Honoured with her producer husband Frank Marshall, Kennedy was the first woman to receive the Academy of Motion Picture Arts and Sciences' annual Irving. G. Thalberg award.

In 2012, Kennedy became president of LucasFilm, reviving the sci-fi saga and producing multi-billion dollar movies Star Wars: The Force Awakens and Star Wars: The Last Jedi that have made her one of the most powerful executives in Hollywood.

"I am very proud to be the first woman to accept this award. But I am also not the first to deserve it and I am 100 per cent sure I am not the last," Kennedy said to wild applause at a gala dinner attended by studio executives and many of Hollywood's biggest actors and directors.
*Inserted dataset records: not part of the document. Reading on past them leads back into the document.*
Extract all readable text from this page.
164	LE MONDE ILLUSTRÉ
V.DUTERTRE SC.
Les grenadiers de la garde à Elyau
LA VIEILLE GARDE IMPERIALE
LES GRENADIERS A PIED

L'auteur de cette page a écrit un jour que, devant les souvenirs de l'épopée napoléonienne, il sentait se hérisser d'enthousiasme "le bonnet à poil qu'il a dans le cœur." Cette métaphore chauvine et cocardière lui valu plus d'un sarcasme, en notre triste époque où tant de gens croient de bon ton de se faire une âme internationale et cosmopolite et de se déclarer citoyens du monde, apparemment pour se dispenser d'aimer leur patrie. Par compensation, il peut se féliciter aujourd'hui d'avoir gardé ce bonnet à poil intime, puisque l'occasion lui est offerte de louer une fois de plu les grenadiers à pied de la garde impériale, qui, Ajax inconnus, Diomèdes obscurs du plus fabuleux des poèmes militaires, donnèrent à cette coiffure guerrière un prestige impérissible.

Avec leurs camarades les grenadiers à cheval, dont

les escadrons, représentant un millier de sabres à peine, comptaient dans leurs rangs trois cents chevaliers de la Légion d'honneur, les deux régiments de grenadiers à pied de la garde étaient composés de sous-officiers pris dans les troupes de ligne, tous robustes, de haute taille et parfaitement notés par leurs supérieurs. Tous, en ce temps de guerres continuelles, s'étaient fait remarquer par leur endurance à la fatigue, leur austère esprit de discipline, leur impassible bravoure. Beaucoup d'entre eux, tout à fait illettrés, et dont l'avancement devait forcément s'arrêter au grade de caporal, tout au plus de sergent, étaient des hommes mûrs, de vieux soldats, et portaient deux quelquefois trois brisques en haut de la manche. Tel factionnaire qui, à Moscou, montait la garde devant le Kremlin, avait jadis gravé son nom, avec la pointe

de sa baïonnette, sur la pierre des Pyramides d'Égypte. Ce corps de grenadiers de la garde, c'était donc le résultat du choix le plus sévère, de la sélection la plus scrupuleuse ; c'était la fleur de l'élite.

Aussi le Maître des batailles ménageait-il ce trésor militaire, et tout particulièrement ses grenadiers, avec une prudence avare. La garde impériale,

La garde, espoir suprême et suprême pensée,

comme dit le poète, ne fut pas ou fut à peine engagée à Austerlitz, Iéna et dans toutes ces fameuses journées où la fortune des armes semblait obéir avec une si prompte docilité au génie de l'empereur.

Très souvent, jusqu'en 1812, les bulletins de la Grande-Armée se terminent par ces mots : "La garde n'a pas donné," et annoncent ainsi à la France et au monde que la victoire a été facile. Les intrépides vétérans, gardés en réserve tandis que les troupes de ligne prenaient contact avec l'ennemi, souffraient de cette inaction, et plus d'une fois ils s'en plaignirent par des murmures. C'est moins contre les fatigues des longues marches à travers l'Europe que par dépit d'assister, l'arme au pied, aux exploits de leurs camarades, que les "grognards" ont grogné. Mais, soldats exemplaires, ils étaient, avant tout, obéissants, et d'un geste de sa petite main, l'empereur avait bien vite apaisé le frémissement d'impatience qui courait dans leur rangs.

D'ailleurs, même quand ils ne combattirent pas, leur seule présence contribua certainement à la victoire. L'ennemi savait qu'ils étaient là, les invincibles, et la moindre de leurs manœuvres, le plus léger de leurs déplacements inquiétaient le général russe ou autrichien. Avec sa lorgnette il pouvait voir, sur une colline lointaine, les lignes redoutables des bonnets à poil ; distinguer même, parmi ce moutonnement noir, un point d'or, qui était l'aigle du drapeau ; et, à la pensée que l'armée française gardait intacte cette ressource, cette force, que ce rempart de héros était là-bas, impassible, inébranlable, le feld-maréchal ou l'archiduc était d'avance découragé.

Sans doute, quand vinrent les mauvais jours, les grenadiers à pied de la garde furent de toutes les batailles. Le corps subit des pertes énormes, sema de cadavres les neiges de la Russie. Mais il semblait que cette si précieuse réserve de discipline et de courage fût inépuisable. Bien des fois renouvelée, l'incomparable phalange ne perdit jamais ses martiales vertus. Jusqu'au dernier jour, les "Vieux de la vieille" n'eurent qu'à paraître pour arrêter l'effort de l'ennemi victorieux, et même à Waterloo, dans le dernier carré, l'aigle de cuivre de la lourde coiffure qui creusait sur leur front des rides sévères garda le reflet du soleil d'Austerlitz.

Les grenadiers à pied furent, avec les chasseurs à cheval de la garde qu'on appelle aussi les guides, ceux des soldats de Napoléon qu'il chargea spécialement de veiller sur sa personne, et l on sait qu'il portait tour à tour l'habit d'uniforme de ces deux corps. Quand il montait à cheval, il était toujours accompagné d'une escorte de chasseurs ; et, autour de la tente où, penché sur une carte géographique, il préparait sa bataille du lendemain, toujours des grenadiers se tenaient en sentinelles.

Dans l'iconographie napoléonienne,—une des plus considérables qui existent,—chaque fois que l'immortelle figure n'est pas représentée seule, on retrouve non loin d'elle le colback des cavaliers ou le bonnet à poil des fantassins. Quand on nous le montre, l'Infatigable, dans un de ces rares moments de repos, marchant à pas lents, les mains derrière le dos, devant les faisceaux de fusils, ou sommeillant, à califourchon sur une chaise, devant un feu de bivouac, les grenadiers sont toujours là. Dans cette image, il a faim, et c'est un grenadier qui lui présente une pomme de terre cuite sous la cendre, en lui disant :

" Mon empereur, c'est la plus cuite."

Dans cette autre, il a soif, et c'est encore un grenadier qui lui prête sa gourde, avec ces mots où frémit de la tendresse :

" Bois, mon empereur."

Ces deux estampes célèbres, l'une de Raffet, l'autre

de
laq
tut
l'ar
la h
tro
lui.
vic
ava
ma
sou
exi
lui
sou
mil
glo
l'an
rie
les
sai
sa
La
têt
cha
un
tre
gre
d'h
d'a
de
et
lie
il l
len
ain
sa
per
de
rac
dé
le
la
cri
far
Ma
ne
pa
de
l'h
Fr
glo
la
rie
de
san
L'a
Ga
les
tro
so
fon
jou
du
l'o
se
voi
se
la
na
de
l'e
Kennedy and Marshall co-founded Amblin Entertainment with director Steven Spielberg in 1981 and produced of blockbusters including Raiders of the Lost Ark, Jurassic Park and E.T.: The Extra Terrestrial.

Kennedy said recent efforts to improve diversity in Hollywood and give women better roles in front of and behind the camera must be embraced.

"It is my hope that with the inclusion of these powerful new voices, we might just bring the world back to its senses and maybe, just maybe, shatter a few glass ceilings along the way," Kennedy said.

Veteran actress Cicely Tyson, who turns 94 in December, was presented with an honorary Oscar for lifetime achievement, along with Argentinian musician Lalo Schifrin, the composer of scores for Dirty Harry and Mission: Impossible, and publicist Marvin Levy, who has worked with Spielberg for more than 40 years.

New York-born Tyson, who has appeared in numerous films, television shows and stage plays, was praised by record producer Quincy Jones for her "grace, dignity and class" and for focusing on roles that highlight the struggles of African-Americans.

Filmmaker Tyler Perry noted that Tyson began her career in 1950 "when black people weren't allowed to come in through front doors."

She became known for playing strong black women in TV series such as Roots in the 1970s, the 1972 movie Sounder and more recently The Help. "She is a queen to us," Perry said.